只是现在回忆中常常被唤起的是在下雨后我把鼻子贴近围墙时从中慢慢散发的戴着腐朽的石灰气味,还有那里成片白墙灰瓦的古老和深沉。
记忆中,那片老宅的早上总是有点凉意的。
今日的天又降温,我这几日一直想起一个人,她今天早上醒来的时候还会不会忧伤?
我越来越能体会那个人的体会,无论是怎么样,她这一生,其实只完整属于那一个人,而之后剩下的只有无边辽阔的孤独和冷漠。
而让她难过的是,那个人永远都不能完整的属于她。
如果有那么一次,那么那一次也都已经过去,而且无法复制。
我写到这里的时候我突然开始想起东邪西毒里面一开始黄药师对欧阳锋说的那句:人最大的烦恼就是记性太好。
她其实和欧阳锋都有一个梦,一个无法再继续做下去但却一直无法割让出去的梦,如果真的这个世界上有一坛叫做醉深梦死的酒,我愿意第一时间拿去与她一起分享。
而我依然猜不出,她想忘记的究竟是谁?
而她也依然猜不到,我想梦死的原因到底是什么?
人这一生会有多少次会想自己如果一觉不要醒来那会有多好?
我觉得我和她更像是那一刻在戈壁中一处客栈狭路相逢的两个路客,各自怀着目的和成年时的故事相视很久却无法摆脱彼此。
她那晚在月未央的时候对我说,“过去的人会渐渐远去,新的故事会一个接一个的来。
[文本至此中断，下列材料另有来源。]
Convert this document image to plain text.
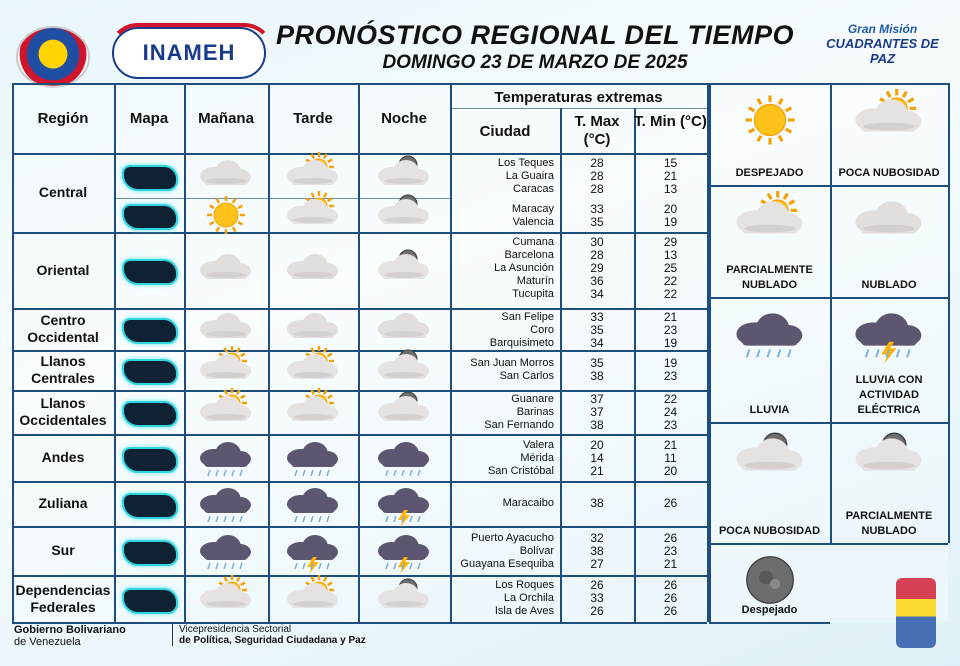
INAMEH
PRONÓSTICO REGIONAL DEL TIEMPO
DOMINGO 23 DE MARZO DE 2025
Gran Misión
CUADRANTES DE PAZ
Región	Mapa	Mañana	Tarde	Noche
Temperaturas extremas
Ciudad
T. Max (°C)
T. Min (°C)
Central
Los Teques	28	15
La Guaira	28	21
Caracas	28	13
Maracay	33	20
Valencia	35	19
Oriental
Cumana	30	29
Barcelona	28	13
La Asunción	29	25
Maturín	36	22
Tucupita	34	22
Centro Occidental
San Felipe	33	21
Coro	35	23
Barquisimeto	34	19
Llanos Centrales
San Juan Morros	35	19
San Carlos	38	23
Llanos Occidentales
Guanare	37	22
Barinas	37	24
San Fernando	38	23
Andes
Valera	20	21
Mérida	14	11
San Cristóbal	21	20
Zuliana	Maracaibo	38	26
Sur
Puerto Ayacucho	32	26
Bolívar	38	23
Guayana Esequiba	27	21
Dependencias Federales
Los Roques	26	26
La Orchila	33	26
Isla de Aves	26	26
DESPEJADO	POCA NUBOSIDAD
PARCIALMENTE NUBLADO	NUBLADO
LLUVIA
LLUVIA CON ACTIVIDAD ELÉCTRICA
POCA NUBOSIDAD
PARCIALMENTE NUBLADO
Despejado
Gobierno Bolivariano
de Venezuela
Vicepresidencia Sectorial
de Política, Seguridad Ciudadana y Paz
”
但是我听她话的时候却读出了不同的味道,我觉察到那种东西叫作留恋,当我的剑锋斩断从她脸颊边黯然落下的那一滴水的刹那,我明白人留恋到一定程度,她自己说话的时候其实就已经醉了。
我们记仇并且极爱占有,我们互相伤害,但是却极度思念,若不是那晚她忘记给我一剑封喉的痛快,我还不知道我甘愿如此被她刺死与折磨。
如果不够潇洒,我还能不能变成一个孤独的剑客?
其实我知,一切都不便于言说。
爱向来都是幻极的说辞和不定而已。
而让我难过的是,除了那个她永远无法完整得到的男人,谁也不可能完整的得到她。
所以她将会很自信,因为她永远都不会输。
而不会输的原因是她在当年就已输光。
她说,她这一生中,有一个她很爱的人,和一个很爱她的人,其实这已经足够。
所以我想,她失去这两个人的时候其实并没有什么不同。
唯一相同就只有失去和一种平衡。
人到最后,只会像黄沙吹袭后的戈壁一样已非往昔,留下的残岩峭石,也都已经开始模糊消逝。
所以重点不在于那两个人是谁,重点的是那两些人在她心里留下的东西够不够她喝醉,会不会被狂沙带走。
若干年后,我可能在戈壁的绿洲中开一家客栈,为那些在途中迷失方向的人置一处能歇息的落脚地。
或许有一天还能遇见她,或许我不想再遇见她。
在我看来,她仅仅可能是一条在沙漠的夕阳中被孤独拉的很长的倒影。和我毫无干系。
那种孤独是常人无法发现和体味的,只有那年和我一起喝过醉生梦死的人才能体会,那种孤独是她活着的唯一价值和倚靠,那是她唯一可以有理由不拿去和别人分享的东西。
我又开始打算要去独自旅行,又拾起去年这个时候的长长的计划,再次被封尘后释放的我发现我依然没有变化。
只是,多了一道沧桑。
那日黄历中写到:十五日,晴,有风,地宫降下,定人间善恶,大利西方。